The Two-Dimensional Stepper Motor

Over on hackaday.io and deep in the Hackaday Prize, a lot of cool people are playing around with the possibilities of putting coils in printed circuit boards. On the face of it, it makes sense: drawing spirals on a PCB gets you an electromagnet. This allows you to do all sorts of crazy things. You can make miniature model maglev trains using the track as a motor. Someone built a wearable Tesla coil.

The latest build to show off the possibilities of motors etched on PCBs is [bobricius]’ micro manipulator. It’s a 100 mm square board capable of moving a small magnet around the surface. The point? Well, if you have to ask that question you’re really never going to get the point.

The design of this stepper motor is simply two coils of wire, with the X axis of the grid placed on the top copper layer of the PCB and the Y axis on the bottom copper layer. There are four poles to each of these coils, and they plug right into a standard stepper driver, so to control this board all you need is a basic Arduino and a motor shield. Or a RepRap board, take your pick, you probably have something sitting around in a junk drawer.

In the test of this board, the stepper motor can move small rare earth magnets around quickly and with high repeatability. As for what use this PCB stepper motor has, if you have to ask that question, you’ll never know. Also, because it looks cool.

20 thoughts on “The Two-Dimensional Stepper Motor

  1. Very cool! “Back in the day” I worked with a semiconductor wafer prober that was also similar to a splayed-out stepper. Rather than a powdered iron rotor, it was a powdered iron table with a grid, and the wafer stage had the stepper coils embedded in the base. If I recall correctly, it was also part-hovercraft, the stage floated on an air cushion over the table. It was capable of micron precision in X, Y, and Z.

    1. Electroglas EG2001X series.

      Still in use today. EG4085’s, and EG4090’s are still used in lots of production test setups and sold refurbished.

      We just bought a fully upgraded EG2001CXE at $work for a specialty application.

      1. I have a room full of EG4090’s and 4090u’s that I get to rebuild (for the parts I’ve been trained on) every couple of months, as they’re in full-time use. I’ve been curious about the drive system for the chuck. We can pop it loose from the drive and scoot it around the enclosure when rehoming it: once you physically exceed the holding strength, apparently it senses it and turns off the holding electronics, and then you can push the chuck around or rotate it. It’s spectacularly good at fine positioning.

  2. I remember many years ago [30+) seeing a high speed multi-color plotter that used a similar setup – fun was when the puck with the pens got ‘lost’ and went zooming across the plotting area at several feet per second.

  3. Dude, I wonder if you just cracked making the 100$ portable braille display.

    If you can add a slightly inflatable membrane over the top to keep out dust, then
    a) inflate membrane slightly so the braille pins can slide out to the required point
    b) slide out the braille points
    c) vent the membrane so it deflates and holds everything in place

    Can you show this working with 1.5mm magnets?

    Do you have a setup to allow magnets in parallel to get fed only one at a time (as in lock the other magnets in place)?

    I’d like to see a setup with little guide plates to watch the little braille keyboard pins roll up and down the rows to make a low cost braille display.
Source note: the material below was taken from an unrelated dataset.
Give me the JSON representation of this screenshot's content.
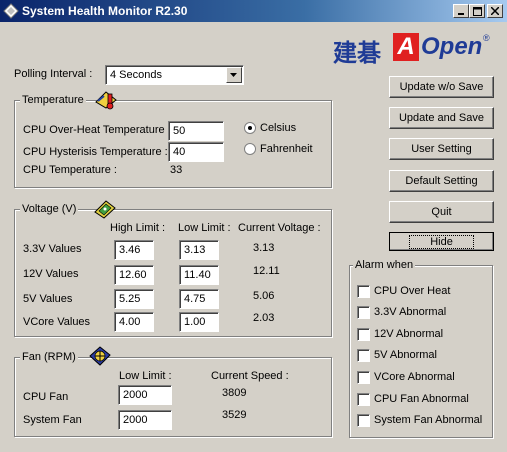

The membrane idea is for dust control and as a no-power lock mechanism.

      1. I wonder if you could make a PCB-mounted electromagnet array using tiny iron rods, and circular traces around a hole. Even if it was e.g. an 8-layer board, it would probably still be cheaper than trying to wind coils by hand, especially in bulk.

        1. Hollow surface mount inductors?
          Pin through the middle connected to a spring on the rear as a backstop, soldered to the back of pcb
          Sort of like a mini solenoid — but you can buy mini solenois cheap too from china etc

          PS: If that wont work because inductors cant do that, bear in mind I know little of their operation and need to learn, but you know, spitballing…

  4. This is extremely cool and one of the most unique uses of circuit board hack I have ever seen.

    If its capable of micron precision, I was just wondering today if I could make a better Optical centering and measuring lathe tailstock microscope for my Schaublin 102. The swiss versions are hard to find and extremely costly, but only readout to 0.01 mm.

    I could get a much more compact package and with the Precision of parallelism limited only by the etching process in a more compact package with higher resolution if something like this can guide a lens Crosshair while standing vertically, as it would sit in use on the tailstock of the lathe.

    Definitely interested to see where this goes. If you work in micro precision like a watchmaker this could be very useful in limited circumstances

    1. The electroglas wafer prober we have at work (see first couple of comments) are easily capable of positioning a 50 micron probe tip on a 50 micron bondout pad millions of times in a row. This is not a homebuilt 2d positioner, though: it’s a commercial product. With microstepping, you might see some linearity issues (not all microsteps are the same size) but you should be able to get nearly arbitrary precision.